Obligations du loueur en meublé vis à vis de la TVA
Obligations du loueur en meublé vis à vis de la TVA
08/08/2020

Le régime de TVA déclaré par les investisseurs en location meublée est souvent épié et épluché par les services fiscaux. Pourtant, en ayant fait le choix d'être assujettis à la TVA les propriétaires de locations saisonnières doivent reverser une part du loyer payé par les vacanciers sous forme de taxe sur la valeur ajoutée.
Alors pourquoi s'alourdir les démarches administratives et comptables en déclarant de la TVA ?

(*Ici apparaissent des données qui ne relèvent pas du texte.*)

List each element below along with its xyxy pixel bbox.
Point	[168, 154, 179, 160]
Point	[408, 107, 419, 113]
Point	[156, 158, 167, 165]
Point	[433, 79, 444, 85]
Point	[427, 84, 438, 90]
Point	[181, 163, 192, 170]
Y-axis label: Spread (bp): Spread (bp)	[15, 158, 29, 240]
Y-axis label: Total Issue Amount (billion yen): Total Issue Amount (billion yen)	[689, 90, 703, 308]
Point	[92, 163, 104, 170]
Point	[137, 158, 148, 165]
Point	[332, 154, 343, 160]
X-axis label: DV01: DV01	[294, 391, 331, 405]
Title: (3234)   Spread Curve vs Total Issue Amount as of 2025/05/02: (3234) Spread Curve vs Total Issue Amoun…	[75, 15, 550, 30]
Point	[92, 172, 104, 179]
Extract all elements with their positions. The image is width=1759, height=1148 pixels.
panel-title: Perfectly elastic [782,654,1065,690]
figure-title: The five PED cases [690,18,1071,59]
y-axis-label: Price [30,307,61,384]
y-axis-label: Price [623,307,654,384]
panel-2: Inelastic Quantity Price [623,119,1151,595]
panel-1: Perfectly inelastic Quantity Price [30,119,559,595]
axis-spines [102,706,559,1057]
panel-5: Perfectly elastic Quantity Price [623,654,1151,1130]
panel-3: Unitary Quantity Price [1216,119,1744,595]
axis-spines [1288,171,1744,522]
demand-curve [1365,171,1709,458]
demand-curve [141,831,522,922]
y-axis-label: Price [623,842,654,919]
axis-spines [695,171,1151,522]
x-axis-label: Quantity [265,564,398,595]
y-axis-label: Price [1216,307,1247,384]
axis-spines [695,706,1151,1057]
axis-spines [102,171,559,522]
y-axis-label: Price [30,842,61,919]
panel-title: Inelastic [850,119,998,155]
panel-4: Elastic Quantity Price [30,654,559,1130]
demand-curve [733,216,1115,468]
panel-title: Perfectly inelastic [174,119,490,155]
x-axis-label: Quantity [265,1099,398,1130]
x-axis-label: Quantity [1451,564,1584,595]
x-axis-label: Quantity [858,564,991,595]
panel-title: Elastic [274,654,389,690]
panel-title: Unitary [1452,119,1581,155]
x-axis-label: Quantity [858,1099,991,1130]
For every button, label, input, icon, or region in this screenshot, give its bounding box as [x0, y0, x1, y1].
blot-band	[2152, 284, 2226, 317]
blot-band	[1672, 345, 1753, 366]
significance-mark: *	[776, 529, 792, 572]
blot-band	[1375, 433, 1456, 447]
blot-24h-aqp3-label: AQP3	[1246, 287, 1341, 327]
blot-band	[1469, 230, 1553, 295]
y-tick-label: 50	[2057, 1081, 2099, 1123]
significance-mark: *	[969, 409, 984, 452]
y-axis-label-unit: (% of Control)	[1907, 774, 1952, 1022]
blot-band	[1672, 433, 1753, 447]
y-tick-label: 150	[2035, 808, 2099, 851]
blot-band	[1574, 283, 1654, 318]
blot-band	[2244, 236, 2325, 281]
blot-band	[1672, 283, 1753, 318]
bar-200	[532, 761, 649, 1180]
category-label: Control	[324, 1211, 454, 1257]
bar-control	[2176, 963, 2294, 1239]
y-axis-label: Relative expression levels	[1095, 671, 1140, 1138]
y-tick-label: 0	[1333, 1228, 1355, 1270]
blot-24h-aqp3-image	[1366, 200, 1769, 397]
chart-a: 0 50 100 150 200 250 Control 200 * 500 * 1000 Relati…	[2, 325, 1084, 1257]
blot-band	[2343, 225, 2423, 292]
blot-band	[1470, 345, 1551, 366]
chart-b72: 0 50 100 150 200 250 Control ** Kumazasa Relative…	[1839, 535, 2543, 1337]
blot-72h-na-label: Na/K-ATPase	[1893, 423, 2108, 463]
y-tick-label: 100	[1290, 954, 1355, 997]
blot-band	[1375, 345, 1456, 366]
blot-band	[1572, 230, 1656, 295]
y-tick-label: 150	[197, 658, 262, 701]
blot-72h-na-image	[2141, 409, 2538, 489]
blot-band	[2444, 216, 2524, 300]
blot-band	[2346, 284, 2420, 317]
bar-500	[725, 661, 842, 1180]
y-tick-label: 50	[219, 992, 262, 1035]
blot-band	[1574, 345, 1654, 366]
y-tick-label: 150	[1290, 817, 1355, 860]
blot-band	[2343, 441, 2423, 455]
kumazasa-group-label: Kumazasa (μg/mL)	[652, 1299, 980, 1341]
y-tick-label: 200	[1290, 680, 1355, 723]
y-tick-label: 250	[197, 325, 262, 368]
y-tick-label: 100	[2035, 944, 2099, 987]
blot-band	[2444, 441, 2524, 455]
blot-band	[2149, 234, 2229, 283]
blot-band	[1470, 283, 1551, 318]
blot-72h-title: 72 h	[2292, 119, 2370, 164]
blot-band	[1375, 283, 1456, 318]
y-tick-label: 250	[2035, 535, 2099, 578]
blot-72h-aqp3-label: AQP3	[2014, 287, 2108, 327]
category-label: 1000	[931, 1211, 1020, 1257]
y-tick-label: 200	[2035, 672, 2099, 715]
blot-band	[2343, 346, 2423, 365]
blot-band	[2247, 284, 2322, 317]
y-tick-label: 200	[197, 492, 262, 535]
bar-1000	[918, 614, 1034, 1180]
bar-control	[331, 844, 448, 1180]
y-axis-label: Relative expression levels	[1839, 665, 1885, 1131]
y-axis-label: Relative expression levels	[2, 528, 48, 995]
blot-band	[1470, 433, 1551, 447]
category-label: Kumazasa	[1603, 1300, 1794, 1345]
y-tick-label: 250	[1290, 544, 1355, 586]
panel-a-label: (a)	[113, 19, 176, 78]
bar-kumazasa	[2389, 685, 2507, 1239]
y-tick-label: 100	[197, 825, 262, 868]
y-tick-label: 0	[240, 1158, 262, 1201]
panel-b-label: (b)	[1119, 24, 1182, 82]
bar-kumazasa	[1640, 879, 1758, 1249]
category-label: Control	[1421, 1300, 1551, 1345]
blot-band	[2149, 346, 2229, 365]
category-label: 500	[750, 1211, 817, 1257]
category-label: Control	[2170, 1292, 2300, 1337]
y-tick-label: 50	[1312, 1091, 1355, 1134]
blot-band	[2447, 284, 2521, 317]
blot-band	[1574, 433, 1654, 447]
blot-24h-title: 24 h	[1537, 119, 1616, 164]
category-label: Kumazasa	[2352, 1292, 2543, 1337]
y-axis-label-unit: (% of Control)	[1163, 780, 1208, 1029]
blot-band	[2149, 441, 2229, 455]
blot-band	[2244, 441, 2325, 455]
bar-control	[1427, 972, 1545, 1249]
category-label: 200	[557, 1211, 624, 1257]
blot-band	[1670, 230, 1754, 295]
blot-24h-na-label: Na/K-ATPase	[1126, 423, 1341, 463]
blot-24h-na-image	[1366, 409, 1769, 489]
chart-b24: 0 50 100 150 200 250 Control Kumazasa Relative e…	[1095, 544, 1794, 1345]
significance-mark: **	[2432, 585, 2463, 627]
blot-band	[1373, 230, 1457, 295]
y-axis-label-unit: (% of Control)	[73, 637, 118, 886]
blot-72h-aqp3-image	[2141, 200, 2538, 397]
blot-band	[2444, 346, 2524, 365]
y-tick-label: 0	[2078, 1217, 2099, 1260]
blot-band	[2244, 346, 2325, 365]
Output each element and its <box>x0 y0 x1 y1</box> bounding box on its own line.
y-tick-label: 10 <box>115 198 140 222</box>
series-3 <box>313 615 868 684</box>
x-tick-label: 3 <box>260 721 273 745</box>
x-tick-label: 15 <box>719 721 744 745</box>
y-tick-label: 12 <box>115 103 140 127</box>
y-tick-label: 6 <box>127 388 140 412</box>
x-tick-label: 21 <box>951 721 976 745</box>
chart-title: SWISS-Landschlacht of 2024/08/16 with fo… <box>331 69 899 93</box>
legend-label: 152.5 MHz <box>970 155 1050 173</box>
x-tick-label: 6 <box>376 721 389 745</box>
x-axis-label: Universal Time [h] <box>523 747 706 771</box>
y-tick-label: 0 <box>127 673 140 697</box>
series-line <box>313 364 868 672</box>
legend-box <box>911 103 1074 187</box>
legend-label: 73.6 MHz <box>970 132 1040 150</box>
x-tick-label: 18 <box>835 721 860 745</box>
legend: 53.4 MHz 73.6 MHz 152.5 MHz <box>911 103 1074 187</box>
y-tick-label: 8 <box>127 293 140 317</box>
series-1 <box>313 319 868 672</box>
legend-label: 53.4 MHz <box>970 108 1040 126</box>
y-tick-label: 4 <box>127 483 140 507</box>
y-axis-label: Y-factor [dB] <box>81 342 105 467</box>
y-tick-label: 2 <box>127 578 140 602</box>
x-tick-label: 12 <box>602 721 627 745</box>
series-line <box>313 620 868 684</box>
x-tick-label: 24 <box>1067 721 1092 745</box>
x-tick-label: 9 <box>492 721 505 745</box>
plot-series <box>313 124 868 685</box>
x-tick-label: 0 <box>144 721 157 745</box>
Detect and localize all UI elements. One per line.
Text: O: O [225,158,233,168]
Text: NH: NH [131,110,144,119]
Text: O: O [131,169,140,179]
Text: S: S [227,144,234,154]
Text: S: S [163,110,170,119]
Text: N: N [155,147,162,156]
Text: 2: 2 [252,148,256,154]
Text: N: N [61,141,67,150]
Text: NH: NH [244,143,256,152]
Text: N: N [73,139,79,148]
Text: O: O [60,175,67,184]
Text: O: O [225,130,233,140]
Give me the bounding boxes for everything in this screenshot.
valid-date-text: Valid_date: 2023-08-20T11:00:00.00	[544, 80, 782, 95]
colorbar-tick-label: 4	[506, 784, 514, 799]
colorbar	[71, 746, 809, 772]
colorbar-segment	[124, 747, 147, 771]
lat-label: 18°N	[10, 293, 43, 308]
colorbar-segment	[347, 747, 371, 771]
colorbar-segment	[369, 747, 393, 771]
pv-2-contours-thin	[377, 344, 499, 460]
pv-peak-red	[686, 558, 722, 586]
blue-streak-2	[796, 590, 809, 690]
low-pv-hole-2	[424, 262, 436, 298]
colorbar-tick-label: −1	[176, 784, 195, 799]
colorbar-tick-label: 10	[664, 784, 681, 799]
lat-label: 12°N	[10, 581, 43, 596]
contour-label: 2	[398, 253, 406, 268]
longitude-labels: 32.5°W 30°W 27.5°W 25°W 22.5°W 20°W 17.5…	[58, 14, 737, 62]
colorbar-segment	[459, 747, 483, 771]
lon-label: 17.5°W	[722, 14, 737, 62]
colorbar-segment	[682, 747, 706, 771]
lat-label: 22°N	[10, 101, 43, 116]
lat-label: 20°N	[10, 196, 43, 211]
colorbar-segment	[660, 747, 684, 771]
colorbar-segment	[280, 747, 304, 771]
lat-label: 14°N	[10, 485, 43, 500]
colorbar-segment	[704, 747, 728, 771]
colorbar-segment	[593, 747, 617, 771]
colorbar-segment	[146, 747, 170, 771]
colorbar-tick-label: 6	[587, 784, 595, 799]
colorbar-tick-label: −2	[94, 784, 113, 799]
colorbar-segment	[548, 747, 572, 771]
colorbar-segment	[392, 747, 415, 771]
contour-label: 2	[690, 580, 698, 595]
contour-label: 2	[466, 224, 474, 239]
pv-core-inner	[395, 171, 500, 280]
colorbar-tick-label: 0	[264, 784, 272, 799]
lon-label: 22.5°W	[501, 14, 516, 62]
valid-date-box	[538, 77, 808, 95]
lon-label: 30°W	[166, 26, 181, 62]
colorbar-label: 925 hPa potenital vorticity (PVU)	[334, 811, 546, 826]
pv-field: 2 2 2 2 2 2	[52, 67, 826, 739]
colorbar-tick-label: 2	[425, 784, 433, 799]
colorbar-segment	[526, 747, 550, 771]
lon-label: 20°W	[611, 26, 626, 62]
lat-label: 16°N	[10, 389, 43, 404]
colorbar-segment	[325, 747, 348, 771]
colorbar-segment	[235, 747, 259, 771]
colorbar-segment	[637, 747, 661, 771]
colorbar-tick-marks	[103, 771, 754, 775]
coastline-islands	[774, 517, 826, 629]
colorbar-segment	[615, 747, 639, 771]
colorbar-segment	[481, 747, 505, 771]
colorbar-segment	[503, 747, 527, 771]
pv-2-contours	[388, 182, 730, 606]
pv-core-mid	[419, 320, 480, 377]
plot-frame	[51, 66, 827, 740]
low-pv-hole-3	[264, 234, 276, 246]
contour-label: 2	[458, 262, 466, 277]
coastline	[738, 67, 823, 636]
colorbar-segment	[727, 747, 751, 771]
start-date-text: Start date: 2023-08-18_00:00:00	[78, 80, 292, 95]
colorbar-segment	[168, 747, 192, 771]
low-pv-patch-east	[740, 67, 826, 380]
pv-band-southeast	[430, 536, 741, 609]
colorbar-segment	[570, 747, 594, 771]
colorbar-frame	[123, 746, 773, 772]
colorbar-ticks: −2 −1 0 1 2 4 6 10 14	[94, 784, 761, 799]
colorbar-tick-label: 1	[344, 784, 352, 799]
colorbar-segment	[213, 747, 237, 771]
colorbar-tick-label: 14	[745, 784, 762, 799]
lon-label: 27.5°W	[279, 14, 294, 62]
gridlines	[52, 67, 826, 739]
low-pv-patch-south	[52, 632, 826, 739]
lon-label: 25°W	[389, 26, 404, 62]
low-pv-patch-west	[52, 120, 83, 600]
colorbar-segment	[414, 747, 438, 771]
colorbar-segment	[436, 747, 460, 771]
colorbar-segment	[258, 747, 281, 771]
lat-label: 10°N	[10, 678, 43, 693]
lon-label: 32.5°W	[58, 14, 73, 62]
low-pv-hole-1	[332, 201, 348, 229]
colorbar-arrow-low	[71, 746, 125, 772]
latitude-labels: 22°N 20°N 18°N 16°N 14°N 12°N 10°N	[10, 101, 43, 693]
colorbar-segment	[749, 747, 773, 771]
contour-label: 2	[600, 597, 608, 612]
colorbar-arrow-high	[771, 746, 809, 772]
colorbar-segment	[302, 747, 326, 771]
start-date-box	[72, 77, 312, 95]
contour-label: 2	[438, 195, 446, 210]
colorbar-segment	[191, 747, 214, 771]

Tout simplement parce que si les revenus sont assujettis à la TVA, les dépenses (construction, travaux, charges ...) le sont aussi au taux de 20%. Récupérer 20% du coût de la construction ou des travaux au début de l'opération peut s'avérer intéressant pour élargir l'assiette budgétaire de l'investissement locatif. Surtout que la TVA reversée sur les loyers est au taux réduit de l'hôtellerie (10%).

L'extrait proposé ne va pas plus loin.